There has to be something unhealthy about this, right? Because gulping down an icy beverage when it’s snowing outside surely can’t be healthy. How could it be? It sounds like subscribing your digestive system to the polar-bear plunge every freaking day. (And those dips are, at best, controversial health-wise.) But, according to certified nutritionist Karin Adoni Ben-David, the preference—though curious to many—is perfectly safe.

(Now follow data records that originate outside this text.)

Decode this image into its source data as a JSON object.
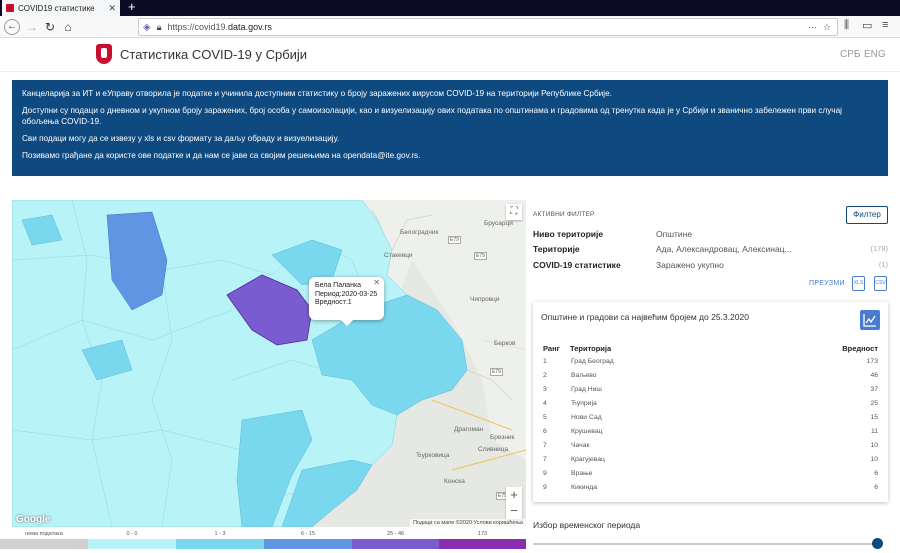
{
  "browser": {
    "tab_title": "COVID19 статистике",
    "url_prefix": "https://covid19.",
    "url_domain": "data.gov.rs"
  },
  "header": {
    "title": "Статистика COVID-19 у Србији",
    "lang_srb": "СРБ",
    "lang_eng": "ENG"
  },
  "info": {
    "p1": "Канцеларија за ИТ и еУправу отворила је податке и учинила доступним статистику о броју заражених вирусом COVID-19 на територији Републике Србије.",
    "p2": "Доступни су подаци о дневном и укупном броју заражених, број особа у самоизолацији, као и визуелизацију ових података по општинама и градовима од тренутка када је у Србији и званично забележен први случај обољења COVID-19.",
    "p3": "Сви подаци могу да се извезу у xls и csv формату за даљу обраду и визуелизацију.",
    "p4": "Позивамо грађане да користе ове податке и да нам се јаве са својим решењима на opendata@ite.gov.rs."
  },
  "map": {
    "popup_line1": "Бела Паланка",
    "popup_line2": "Период:2020-03-25",
    "popup_line3": "Вредност:1",
    "google": "Google",
    "attribution": "Подаци са мапе ©2020   Услови коришћења",
    "cities": [
      "Белоградчик",
      "Брусарци",
      "Стакевци",
      "Чипровци",
      "Берков",
      "Драгоман",
      "Брезник",
      "Сливница",
      "Ђурковица",
      "Конска"
    ],
    "shields": [
      "E79",
      "E79",
      "E79",
      "E79"
    ]
  },
  "legend": [
    {
      "label": "нема података",
      "color": "#d0d0d0"
    },
    {
      "label": "0 - 0",
      "color": "#b7f3f7"
    },
    {
      "label": "1 - 3",
      "color": "#7ad8ee"
    },
    {
      "label": "6 - 15",
      "color": "#5f95e2"
    },
    {
      "label": "25 - 46",
      "color": "#7a5cd0"
    },
    {
      "label": "173",
      "color": "#8a2fb0"
    }
  ],
  "filter": {
    "heading": "АКТИВНИ ФИЛТЕР",
    "button": "Филтер",
    "rows": [
      {
        "key": "Ниво територије",
        "value": "Општине",
        "count": ""
      },
      {
        "key": "Територије",
        "value": "Ада, Александровац, Алексинац...",
        "count": "(178)"
      },
      {
        "key": "COVID-19 статистике",
        "value": "Заражено укупно",
        "count": "(1)"
      }
    ],
    "download": "ПРЕУЗМИ",
    "xls": "XLS",
    "csv": "CSV"
  },
  "top_card": {
    "title": "Општине и градови са највећим бројем до 25.3.2020",
    "headers": {
      "rank": "Ранг",
      "territory": "Територија",
      "value": "Вредност"
    },
    "rows": [
      {
        "rank": "1",
        "territory": "Град Београд",
        "value": "173"
      },
      {
        "rank": "2",
        "territory": "Ваљево",
        "value": "46"
      },
      {
        "rank": "3",
        "territory": "Град Ниш",
        "value": "37"
      },
      {
        "rank": "4",
        "territory": "Ћуприја",
        "value": "25"
      },
      {
        "rank": "5",
        "territory": "Нови Сад",
        "value": "15"
      },
      {
        "rank": "6",
        "territory": "Крушевац",
        "value": "11"
      },
      {
        "rank": "7",
        "territory": "Чачак",
        "value": "10"
      },
      {
        "rank": "7",
        "territory": "Крагујевац",
        "value": "10"
      },
      {
        "rank": "9",
        "territory": "Врање",
        "value": "6"
      },
      {
        "rank": "9",
        "territory": "Кикинда",
        "value": "6"
      }
    ]
  },
  "period": {
    "title": "Избор временског периода",
    "slider_value_fraction": 1.0
  }
}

“Drinking iced coffee during cold days won’t make you sick. And drinking a cup of hot tea or coffee won’t do much to raise your core body temperature in cold weather.” —certified nutritionist Karin Adoni Ben-David

“You can have your coffee hot or cold any day of the year,” she says. “Drinking iced coffee during cold days won’t make you sick and won’t contribute to a cold,” she says. “While hot beverages and foods, like tea or soup, are helpful in loosening congestion and soothing a sore throat, cold beverages will not, in turn, make your throat more sore.”

And don’t twist this intel to mean hot drinks are actually health-boosting miracle workers. “Drinking a cup of hot tea or coffee won’t do much to raise your core body temperature in cold weather,” Ben-David says. “It will briefly warm up your hands, mouth, and stomach, and give you a warm, pleasant feeling. But it won’t have much of an effect on the rest of your body or affect your health in any way.”

Still feel passionately opposed to cold-drink devotees? Well, sip on this Eastern intel: Ayurvedic and Chinese medicine practitioners agree that room-temperature and warm water is better for digestion, but there there’s not much by the way of supportive research, or Western MDs who support the idea. And, one study published in Scientific Reports did find that steaming brews contained higher antioxidant levels than their iced counterparts. (However, the researchers only compared light-roast coffees sourced from a handful of locations with three caffeoylquinic acid isomers (which are used to make cold brew), so the sample size was relatively small—but still.)

The most important thing to keep in mind beverage-wise, Ben-David says, has nothing to do with temperature, but rather what you’re imbibing. “As the temperature drops and your body reacts to the chill, you’re less likely to feel thirsty, even if you need water,” she says. “That’s why it can be very easy to get dehydrated in cold weather.” So, drink (or eat!) up.

The bottom line, though, is that you can run on whatever temperature liquid you please. So if that something is iced coffee, then sip on, friends. The only health issue you’ll have to contend with is a steely side-eye.